Our planet isn't like yours. We couldn't survive here without a suit
.

"So you can create a protective outer layer for yourselves?" the Queen asked. "That is very clever. Are you wearing suits to survive in the stars?"

We have a vehicle that protects us.

"I do not understand
vehicle
.
"

It's a structure that moves. We live inside of it
.

"I would like to see one of these vehicles."

Lucas sure as hell wasn't going to go down there. Or let Olympia go.

"I have asked Olympia about emotions. I would also ask you about them."

Go ahead.

"I do not understand how they benefit you."

Are you saying that you don't have emotions?

"We do not. I see no use to it. They seem to do little but cloud your minds. Surely they have some use?"

We are social creatures. We don't have a hierarchy like you do, with one Queen. Emotions help us relate to each other. Help us work together. We are stronger when we work together.

"I do not understand. If you work together, aren't there more of you sharing the same resources?"

Yes, but working together allows us to gather more resources, as well.

"I do not see how that could continue to work in the long term. But I do believe I understand the concept. Thank you."

Lucas wished he'd stopped Olympia from sending those files.
You're welcome.

*****

He sat on his bunk and stared at the wall. He hadn't done anything but work and sleep for almost a week.

He missed Olympia. She hadn't done anything but work and sleep, either. Maybe she needed a break.

He ordered a cup of tea and went to the monitoring station. He knocked on the open doorway. "Honey, do you want to take a break?"

Olympia took the tea and gave him an absent smile. "No, I'm okay."

Lucas sighed. "I miss you."

She turned away from the monitor.

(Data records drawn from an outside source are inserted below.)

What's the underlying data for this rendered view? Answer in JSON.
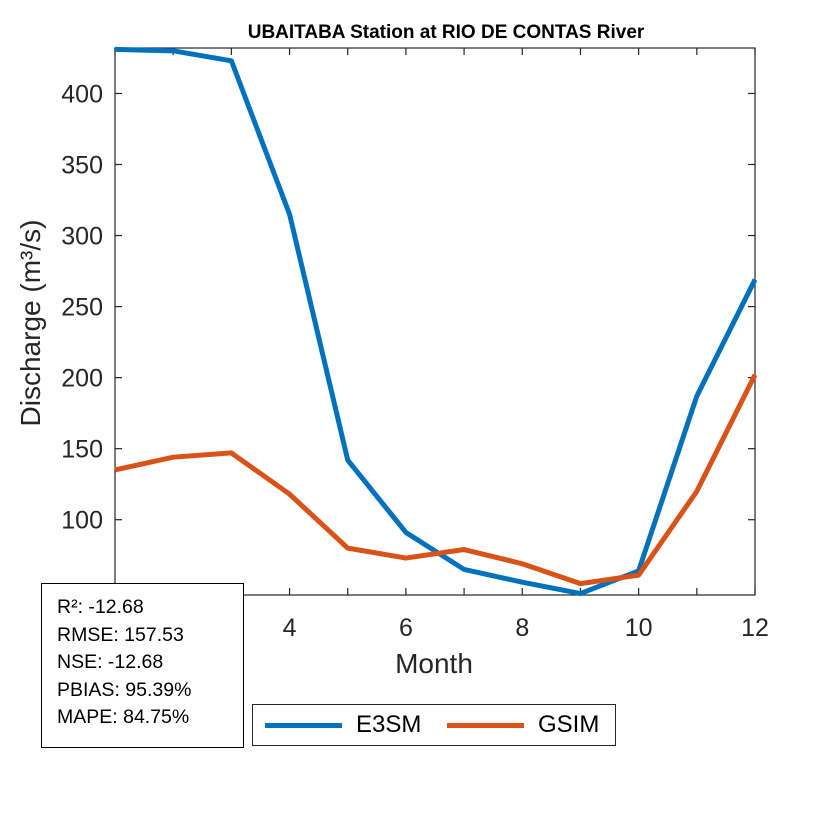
{
  "chart_data": {
    "type": "line",
    "title": "UBAITABA  Station at  RIO DE CONTAS  River",
    "xlabel": "Month",
    "ylabel": "Discharge (m³/s)",
    "xlim": [
      1,
      12
    ],
    "ylim": [
      47,
      432
    ],
    "xticks": [
      4,
      6,
      8,
      10,
      12
    ],
    "yticks": [
      100,
      150,
      200,
      250,
      300,
      350,
      400
    ],
    "x": [
      1,
      2,
      3,
      4,
      5,
      6,
      7,
      8,
      9,
      10,
      11,
      12
    ],
    "series": [
      {
        "name": "E3SM",
        "color": "#0072BD",
        "values": [
          431,
          430,
          423,
          315,
          142,
          91,
          65,
          56,
          48,
          64,
          187,
          269
        ]
      },
      {
        "name": "GSIM",
        "color": "#D95319",
        "values": [
          135,
          144,
          147,
          118,
          80,
          73,
          79,
          69,
          55,
          61,
          120,
          202
        ]
      }
    ],
    "grid": false,
    "legend_position": "bottom"
  },
  "stats": {
    "r2": "R²: -12.68",
    "rmse": "RMSE: 157.53",
    "nse": "NSE: -12.68",
    "pbias": "PBIAS: 95.39%",
    "mape": "MAPE: 84.75%"
  },
  "legend": {
    "items": [
      "E3SM",
      "GSIM"
    ]
  }
}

She'd lost weight in the past few weeks, but she'd never looked happier. He wanted to pull her back to their rooms. "I miss you too. But this is--it's my dream. I'm actually communicating with an alien intelligence! This is the most important thing I'll ever do. We'll have time for us later. I promise."

He wanted to tell her that loving her was the most important thing he'd ever do, but the words felt manipulative and small. "Can't we take a little time for us now? Just dinner."

Olympia sighed. "Lucas, I said no. I'm busy."